We hypothesize that, during disease surveillance, the implication of a negative LFI result differs between lowly and highly pathogenic avian influenza viruses due to their differences in within flock transmission dynamics and pathogenicity-related factors. Note that, unlike LPAIV, HPAIV, which is associated with mortality, targeted-sampling of only dead birds as well as the use of a mortality trigger were applied and both increased the chances of detecting IAV in a sample.
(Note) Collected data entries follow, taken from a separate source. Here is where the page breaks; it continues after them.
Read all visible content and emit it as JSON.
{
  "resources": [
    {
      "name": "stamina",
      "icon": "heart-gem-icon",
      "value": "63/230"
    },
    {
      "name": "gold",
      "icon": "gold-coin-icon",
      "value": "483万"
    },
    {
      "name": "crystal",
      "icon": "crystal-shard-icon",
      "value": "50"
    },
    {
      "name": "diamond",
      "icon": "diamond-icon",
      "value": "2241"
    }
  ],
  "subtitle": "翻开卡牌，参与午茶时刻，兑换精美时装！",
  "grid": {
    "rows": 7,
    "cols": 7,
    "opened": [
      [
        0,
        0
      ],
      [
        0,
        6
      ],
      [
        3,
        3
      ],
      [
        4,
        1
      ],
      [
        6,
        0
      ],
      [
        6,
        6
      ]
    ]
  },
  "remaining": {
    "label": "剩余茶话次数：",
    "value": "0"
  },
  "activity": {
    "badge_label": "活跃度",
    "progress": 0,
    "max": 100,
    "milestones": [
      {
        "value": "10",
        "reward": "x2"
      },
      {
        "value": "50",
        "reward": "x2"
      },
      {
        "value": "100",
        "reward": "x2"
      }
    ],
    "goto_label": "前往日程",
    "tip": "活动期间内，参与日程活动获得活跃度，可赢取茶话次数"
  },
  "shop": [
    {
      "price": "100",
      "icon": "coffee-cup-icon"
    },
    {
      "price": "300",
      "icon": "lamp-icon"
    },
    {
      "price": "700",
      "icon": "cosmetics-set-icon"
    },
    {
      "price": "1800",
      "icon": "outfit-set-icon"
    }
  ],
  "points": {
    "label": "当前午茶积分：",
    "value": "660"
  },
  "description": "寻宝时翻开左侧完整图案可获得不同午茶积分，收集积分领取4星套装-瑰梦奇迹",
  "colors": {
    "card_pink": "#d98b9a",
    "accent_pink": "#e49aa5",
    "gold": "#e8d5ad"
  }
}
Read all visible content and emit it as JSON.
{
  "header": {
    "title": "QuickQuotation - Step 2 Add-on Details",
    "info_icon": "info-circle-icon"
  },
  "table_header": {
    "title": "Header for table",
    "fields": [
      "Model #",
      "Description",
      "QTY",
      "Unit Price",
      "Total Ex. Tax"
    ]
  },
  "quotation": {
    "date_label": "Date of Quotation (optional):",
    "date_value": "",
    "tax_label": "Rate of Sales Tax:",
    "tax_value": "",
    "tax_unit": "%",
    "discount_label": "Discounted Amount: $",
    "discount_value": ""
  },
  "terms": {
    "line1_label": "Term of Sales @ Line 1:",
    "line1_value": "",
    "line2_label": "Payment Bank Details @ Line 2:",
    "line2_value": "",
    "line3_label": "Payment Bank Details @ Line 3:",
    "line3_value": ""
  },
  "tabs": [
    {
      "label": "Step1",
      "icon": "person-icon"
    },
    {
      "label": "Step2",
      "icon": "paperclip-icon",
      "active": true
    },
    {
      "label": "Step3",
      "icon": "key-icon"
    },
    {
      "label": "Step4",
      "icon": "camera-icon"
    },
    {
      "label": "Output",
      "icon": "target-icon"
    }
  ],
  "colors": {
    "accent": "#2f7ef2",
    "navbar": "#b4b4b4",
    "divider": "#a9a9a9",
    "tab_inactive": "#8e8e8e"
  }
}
It is likely that, for LPAIV at low prevalence, pools of 11 have a greater chance of containing a positive swab and this advantage (over pools of 5 and 6) diminishes at high prevalence and the influence of sample dilution takes over [10]. Note however that there may be additional benefits of pooling more samples that we have not analyzed in this study. For example, there is generally a higher chance of including more than one positive swab in pools of 11 compared to pools of 5 and 6 and this may lead to a higher flock level test sensitivity for the 11 pool samples. In the context of LPAIV, further analysis with more swab pooling schemes, e.g., those involving more than one positive swab in the pooled samples, is needed.

Conclusion

Despite their relatively low sensitivity, the logistical advantages of LFI support their use as part of influenza A virus outbreak management tools preferably during preliminary outbreak investigation or routine surveillance in an AI free country. Moreover, flock surveillance protocols would likely be based on multiple pooled samples. Hence, although the diagnostic sensitivity for a single pooled sample is not great, the flock level likelihood of detection can be adequate when several pooled samples are tested.

Since they are best suited for high virus titer samples, targeted sampling based on the clinical status of infected birds may improve their sensitivity. Consequently, based on factors such as high virus titer shed, high morbidity and fatality rate and fast within flock transmission, HPAIV infections may provide a better platform for LFI field deployment to determine the disease status of a flock. Note that the current diagnosis of HPAIV in control areas may only involve LFI as a supplement to PCR testing, although this may be specific to some countries depending on the regulations. Thus, our assessment generates insight into how these tests would perform when used (particularly) outside of a control area during high risk periods of HPAIV spread. We recommend that experimental and field studies evaluating additional pooling schemes involving more than one positive swabs per pooled sample be performed.